Hacker News new | ask | show | jobs
by lejar 2554 days ago
Nice overview! One thing I think you should add, which I find immensely useful is the reordering of arrays using indexing.

Take for example:

    In [2]: numpy.array([1, 2, 3])[[0, 2, 1]]                                       
    Out[2]: array([1, 3, 2])
You index using a list and it gives you a view of the array with the new order (the underlying array is not changed and there is no copy being done).
2 comments

Using "fancy" indices like this does result in a copy because it can't be represented as a simple slice of the original matrix. A good explaination is here (it's from 2008 but still true):

https://scipy-cookbook.readthedocs.io/items/ViewsVsCopies.ht...

You can verify there's a copy by changing the new array after putting the result in a new variable (see above link for why this makes a difference) and verifying the old one is unchanged:

    >>> import numpy as np
    >>> x = np.array([1, 2, 3])
    >>> y = x[[0, 2, 1]]
    >>> y[0] = 3
    >>> y
    array([3, 3, 2])
    >>> x
    array([1, 2, 3])

Edit:

But a view can be based on a slice that includes a skip parameter, and in fact you even slice in multiple dimensions and it will still be a view. That is worth discussing in the article:

    >>> x = np.array([np.arange(7), np.arange(7)+1]*3)
    >>> y = x[4:1:-2, 1:5:2]
    >>> y
    array([[1, 3],
           [1, 3]])
    >>> y[0,0] = 99
    >>> x
    array([[ 0,  1,  2,  3,  4,  5,  6],
           [ 1,  2,  3,  4,  5,  6,  7],
           [ 0,  1,  2,  3,  4,  5,  6],
           [ 1,  2,  3,  4,  5,  6,  7],
           [ 0, 99,  2,  3,  4,  5,  6],
           [ 1,  2,  3,  4,  5,  6,  7]])
A related fun fact, when slicing several dimensions:

    >>> a = np.arange(9).reshape(3,3) # a matrix
    >>> a[0:3,0:3]          # ranges are treated independently
    array([[0, 1, 2],
           [3, 4, 5],
           [6, 7, 8]])
    >>> a[[0,1,2],[0,1,2]]  # but arrays are treated at once
    array([0, 4, 8])
A copy-on-write mechanism triggered by `y[0] = 3` would look the same and pass the test you devised, so you can't eliminate the possibility that it exists.

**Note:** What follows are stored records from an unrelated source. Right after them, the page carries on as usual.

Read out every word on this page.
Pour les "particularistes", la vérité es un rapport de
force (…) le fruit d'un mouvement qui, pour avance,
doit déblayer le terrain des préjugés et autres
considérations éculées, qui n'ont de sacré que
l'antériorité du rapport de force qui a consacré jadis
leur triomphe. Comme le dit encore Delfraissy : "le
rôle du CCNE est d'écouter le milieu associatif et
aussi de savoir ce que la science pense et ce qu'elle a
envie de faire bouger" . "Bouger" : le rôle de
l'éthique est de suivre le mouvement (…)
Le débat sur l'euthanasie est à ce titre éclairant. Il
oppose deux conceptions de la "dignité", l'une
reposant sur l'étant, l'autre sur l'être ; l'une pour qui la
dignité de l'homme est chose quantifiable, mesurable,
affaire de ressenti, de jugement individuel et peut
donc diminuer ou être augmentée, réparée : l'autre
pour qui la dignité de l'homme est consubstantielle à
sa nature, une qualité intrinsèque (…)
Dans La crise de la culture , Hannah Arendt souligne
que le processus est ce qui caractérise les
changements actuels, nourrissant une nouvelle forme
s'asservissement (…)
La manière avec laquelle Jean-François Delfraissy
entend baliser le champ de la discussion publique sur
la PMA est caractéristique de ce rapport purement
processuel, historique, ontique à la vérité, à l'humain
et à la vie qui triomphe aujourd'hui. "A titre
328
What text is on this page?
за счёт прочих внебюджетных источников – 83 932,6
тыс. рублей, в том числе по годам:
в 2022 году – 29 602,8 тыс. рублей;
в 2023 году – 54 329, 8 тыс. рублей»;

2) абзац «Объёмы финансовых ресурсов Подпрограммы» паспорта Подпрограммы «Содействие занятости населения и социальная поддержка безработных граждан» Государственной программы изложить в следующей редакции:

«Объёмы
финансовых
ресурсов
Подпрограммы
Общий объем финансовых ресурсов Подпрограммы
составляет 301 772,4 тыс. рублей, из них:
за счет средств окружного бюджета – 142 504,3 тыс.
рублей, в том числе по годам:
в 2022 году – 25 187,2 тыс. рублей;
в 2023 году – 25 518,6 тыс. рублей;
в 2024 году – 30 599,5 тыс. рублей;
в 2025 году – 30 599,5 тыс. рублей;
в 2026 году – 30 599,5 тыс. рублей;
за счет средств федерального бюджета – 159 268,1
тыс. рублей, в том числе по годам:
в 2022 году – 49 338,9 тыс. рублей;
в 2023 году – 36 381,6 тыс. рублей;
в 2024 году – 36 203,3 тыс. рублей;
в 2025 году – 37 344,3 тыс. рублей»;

A better way would be to track memory use. A copy being created by either `y = x[[0, 2, 1]]` or `y[0] = 3` would show as a memory increase.

As an aside, one of my major challenges grokking numpy and pandas is the semantically dense syntax like the above. I know that the layers of bracing have an impact but it's difficult for me to tell where it is applied and/or described.